Selbst vermeintlich ausgefallene Zahlengruppen wie 000000 oder 999999 dürfen bei einer normalen Zahl nicht seltener auftreten als 123456 oder 314159. Damit muss theoretisch auch jede beliebige Zahlenkombination, sei es eine Telefonnummer ein Geburtsdatum oder ein in Zahlen übersetzter Satz, irgendwo in Pi enthalten sein. Tatsächlich kommt beispielsweise die Zahlenfolge 01234567890 in den bisher bekannten Nachkommastellen von Pi gleich mehrfach vor, das erste Mal ab der 53.217.681.704.Stelle.

Die ersten Ziffern von Pi, 314159265358, tauchen ebenfalls noch einmal auf, allerdings erst nach der ein billionsten Stelle.

Die Bibel in Pi

Da die Dezimalstellen unendlich weitergehen, wäre es sogar möglich, dass alle überhaupt in irgendeinem Zusammenhang existierenden Zahlen oder auch umgerechneten Buch-stabenkombinationen in Pi enthalten sind. Konsequent zu Ende gedacht heißt das, dass theoretisch sogar alle Texte der Bibel oder die Werke Goethes in codierter Form in Pi zu finden sind. Frei nach dem Prinzip der unendlich lang tippenden Affen, die irgendwann alle Werke Shakespeares durch Zufall erzeugen. Rein mathematisch gesehen ist dieses Theorem längst eindeutig bewiesen – in der Praxis aber wohl kaum nachvollziehbar.

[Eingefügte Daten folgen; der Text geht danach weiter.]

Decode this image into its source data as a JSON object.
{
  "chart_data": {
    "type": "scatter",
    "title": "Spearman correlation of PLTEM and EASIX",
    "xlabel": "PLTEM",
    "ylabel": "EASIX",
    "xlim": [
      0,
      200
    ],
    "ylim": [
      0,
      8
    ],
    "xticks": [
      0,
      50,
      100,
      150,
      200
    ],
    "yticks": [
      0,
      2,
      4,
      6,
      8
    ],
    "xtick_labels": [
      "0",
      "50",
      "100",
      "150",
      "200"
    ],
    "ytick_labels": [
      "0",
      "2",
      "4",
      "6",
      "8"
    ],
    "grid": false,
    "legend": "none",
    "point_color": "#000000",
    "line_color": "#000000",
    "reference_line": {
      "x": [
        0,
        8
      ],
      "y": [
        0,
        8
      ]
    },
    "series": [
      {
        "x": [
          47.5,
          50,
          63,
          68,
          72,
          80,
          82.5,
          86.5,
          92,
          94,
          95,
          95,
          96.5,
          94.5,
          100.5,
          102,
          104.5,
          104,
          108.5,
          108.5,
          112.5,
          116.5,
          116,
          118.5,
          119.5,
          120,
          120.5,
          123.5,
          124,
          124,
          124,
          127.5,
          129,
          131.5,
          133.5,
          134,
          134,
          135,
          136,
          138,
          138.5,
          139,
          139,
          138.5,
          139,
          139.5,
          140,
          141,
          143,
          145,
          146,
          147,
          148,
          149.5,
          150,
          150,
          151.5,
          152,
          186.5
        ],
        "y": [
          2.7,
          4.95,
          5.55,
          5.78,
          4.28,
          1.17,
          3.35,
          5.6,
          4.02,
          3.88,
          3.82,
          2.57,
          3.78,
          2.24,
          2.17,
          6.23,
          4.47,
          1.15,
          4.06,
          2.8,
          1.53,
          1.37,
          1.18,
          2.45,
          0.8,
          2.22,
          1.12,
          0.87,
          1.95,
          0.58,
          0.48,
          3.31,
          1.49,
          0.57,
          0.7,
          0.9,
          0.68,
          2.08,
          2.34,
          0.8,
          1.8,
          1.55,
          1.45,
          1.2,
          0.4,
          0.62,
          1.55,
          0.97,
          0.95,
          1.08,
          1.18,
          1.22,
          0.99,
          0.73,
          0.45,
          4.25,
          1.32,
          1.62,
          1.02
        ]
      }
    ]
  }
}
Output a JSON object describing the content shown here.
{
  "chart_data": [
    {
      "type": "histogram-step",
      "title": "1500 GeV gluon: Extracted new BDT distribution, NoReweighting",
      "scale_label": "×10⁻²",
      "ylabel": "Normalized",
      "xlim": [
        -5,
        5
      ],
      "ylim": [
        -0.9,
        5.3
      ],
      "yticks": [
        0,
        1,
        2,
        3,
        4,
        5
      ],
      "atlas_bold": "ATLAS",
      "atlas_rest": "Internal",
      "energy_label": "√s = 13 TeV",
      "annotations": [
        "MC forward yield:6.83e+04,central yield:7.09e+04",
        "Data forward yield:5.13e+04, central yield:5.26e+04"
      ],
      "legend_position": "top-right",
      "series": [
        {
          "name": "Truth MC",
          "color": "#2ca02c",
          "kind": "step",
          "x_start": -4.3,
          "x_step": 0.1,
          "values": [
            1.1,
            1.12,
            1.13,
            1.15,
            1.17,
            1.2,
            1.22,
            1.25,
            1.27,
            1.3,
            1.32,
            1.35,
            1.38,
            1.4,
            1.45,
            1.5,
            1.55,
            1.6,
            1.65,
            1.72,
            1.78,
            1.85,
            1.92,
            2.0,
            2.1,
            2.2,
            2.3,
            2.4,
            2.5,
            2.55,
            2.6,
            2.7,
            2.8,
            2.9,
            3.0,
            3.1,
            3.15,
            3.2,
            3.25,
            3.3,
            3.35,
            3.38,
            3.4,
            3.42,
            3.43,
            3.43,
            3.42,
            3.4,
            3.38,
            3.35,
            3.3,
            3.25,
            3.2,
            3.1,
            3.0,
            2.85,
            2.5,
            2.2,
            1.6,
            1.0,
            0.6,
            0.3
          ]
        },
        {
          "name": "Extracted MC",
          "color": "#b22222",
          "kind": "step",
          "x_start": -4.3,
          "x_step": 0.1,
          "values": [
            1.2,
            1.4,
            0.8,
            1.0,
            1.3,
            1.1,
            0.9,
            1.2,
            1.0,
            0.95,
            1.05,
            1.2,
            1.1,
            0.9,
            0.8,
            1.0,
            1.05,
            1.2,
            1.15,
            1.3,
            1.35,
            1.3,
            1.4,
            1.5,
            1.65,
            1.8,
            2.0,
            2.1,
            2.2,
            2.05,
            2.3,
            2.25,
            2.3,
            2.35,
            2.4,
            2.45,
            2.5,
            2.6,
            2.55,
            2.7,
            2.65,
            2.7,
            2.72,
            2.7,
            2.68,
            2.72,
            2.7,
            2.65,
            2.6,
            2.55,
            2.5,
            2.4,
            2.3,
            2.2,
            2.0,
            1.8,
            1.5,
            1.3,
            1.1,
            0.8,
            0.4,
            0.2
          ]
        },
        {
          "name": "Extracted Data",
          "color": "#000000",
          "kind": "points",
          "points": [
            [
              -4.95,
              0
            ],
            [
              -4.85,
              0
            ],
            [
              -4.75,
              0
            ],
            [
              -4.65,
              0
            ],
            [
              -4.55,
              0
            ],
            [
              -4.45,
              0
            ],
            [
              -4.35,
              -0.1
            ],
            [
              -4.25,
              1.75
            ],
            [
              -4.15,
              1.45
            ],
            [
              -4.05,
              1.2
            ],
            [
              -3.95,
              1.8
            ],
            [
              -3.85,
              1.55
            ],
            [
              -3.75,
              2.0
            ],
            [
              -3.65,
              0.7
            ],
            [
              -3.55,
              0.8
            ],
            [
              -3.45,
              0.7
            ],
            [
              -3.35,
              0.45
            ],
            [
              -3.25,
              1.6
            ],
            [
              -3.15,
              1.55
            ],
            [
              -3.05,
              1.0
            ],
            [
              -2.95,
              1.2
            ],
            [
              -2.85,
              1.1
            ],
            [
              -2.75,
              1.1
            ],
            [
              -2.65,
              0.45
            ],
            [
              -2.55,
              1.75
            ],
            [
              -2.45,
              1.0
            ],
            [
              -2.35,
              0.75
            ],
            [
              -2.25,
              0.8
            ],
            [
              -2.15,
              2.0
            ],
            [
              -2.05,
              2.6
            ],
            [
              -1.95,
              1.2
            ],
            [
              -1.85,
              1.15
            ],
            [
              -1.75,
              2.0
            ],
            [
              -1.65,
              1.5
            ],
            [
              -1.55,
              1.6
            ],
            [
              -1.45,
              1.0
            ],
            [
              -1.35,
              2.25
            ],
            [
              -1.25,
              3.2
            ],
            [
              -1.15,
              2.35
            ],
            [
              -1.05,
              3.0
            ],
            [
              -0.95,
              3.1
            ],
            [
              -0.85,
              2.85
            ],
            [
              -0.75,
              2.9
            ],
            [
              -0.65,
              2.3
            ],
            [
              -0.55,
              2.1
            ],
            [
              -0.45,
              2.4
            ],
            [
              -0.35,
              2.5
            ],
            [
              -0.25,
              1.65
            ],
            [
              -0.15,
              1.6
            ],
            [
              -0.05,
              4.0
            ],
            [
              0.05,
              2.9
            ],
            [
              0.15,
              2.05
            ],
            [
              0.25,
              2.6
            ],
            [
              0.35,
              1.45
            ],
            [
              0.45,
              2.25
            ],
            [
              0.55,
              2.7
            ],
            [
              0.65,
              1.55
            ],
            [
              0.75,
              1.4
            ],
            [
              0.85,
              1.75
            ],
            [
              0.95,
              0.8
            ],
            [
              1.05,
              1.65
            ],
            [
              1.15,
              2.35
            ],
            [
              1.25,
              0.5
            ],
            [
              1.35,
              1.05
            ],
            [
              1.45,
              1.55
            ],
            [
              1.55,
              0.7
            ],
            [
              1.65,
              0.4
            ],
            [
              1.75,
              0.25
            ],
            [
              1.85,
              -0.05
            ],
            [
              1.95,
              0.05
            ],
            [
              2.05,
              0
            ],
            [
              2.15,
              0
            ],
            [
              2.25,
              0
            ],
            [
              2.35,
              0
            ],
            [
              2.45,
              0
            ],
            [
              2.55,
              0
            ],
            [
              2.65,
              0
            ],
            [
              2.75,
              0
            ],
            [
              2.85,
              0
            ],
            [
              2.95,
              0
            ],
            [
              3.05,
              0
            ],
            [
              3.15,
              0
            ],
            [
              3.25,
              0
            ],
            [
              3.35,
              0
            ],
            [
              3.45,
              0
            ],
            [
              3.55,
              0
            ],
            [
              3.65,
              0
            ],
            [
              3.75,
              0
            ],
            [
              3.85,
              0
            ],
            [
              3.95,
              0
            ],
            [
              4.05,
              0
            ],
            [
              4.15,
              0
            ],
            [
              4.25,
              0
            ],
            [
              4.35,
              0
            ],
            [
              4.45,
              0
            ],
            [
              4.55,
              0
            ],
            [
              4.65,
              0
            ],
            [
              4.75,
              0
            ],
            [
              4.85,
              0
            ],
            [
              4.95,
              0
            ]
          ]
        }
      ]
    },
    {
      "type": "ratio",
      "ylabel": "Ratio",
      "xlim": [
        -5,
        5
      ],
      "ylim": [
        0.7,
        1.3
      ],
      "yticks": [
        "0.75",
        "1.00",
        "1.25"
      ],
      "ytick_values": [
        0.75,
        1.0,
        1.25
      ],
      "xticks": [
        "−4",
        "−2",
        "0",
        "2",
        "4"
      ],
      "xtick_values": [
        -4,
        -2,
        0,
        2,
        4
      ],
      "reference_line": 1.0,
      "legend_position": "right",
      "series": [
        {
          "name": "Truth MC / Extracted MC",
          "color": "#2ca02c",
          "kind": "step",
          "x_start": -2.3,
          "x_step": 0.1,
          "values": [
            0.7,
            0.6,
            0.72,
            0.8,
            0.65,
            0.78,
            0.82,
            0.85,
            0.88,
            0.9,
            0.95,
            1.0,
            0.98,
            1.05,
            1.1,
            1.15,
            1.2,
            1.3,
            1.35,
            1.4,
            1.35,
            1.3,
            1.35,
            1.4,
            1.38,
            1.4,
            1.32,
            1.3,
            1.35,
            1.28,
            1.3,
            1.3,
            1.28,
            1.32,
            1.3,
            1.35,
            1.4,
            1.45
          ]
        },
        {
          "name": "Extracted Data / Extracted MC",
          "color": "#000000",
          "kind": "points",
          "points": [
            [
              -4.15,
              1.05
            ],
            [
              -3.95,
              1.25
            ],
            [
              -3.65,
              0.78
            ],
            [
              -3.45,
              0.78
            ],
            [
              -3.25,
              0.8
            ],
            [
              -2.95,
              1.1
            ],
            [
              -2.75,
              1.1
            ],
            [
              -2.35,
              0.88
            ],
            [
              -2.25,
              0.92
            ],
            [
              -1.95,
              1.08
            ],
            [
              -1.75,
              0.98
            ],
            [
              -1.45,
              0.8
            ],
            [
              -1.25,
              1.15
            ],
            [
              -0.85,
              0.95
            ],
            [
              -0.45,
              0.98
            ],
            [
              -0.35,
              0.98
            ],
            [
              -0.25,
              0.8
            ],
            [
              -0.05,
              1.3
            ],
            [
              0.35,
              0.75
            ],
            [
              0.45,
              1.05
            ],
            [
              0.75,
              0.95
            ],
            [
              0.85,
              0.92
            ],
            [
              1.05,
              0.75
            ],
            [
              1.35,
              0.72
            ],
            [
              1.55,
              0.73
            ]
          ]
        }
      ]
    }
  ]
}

Video: Die magische Welt der Zahlen – Magische Zahlen und ihre Bedeutung

Test der ersten 100 Millionen Dezimalstellen

Ob sich tatsächlich irgendwo in Pi sinnvolle Botschaft verbirgt und ob die Zahlenfolge wirklich überall dem Gesetz der Normalität folgt, weiß bis heute niemand. Im Jahr 2005 untersuchten die Physiker Ephraim Fischbach und Shu-Ju Tu von der amerikanischen Purdue Universität die ersten 100 Millionen Stellen von Pi auf ihre Zufälligkeit. Sie ver-glichen sie zudem mit den Ergebnissen von kommerziell erhältlichen Programmen zur Erzeugung von Zufallszahlen.

Tatsächlich konnten die Forscher kein verborgenes Muster oder eine sonstige Regel-mäßigkeit in den Dezimalstellen der Kreiszahl entdecken. Zwar schnitten einige der Zufallsprogramme etwas besser ab als Pi, das Fazit lautete aber dennoch: Pi ist in jedem Falle eine gute und geeignete Quelle für Zufallszahlen. Bewiesen ist damit die Normalität der Kreiszahl allerdings noch immer nicht.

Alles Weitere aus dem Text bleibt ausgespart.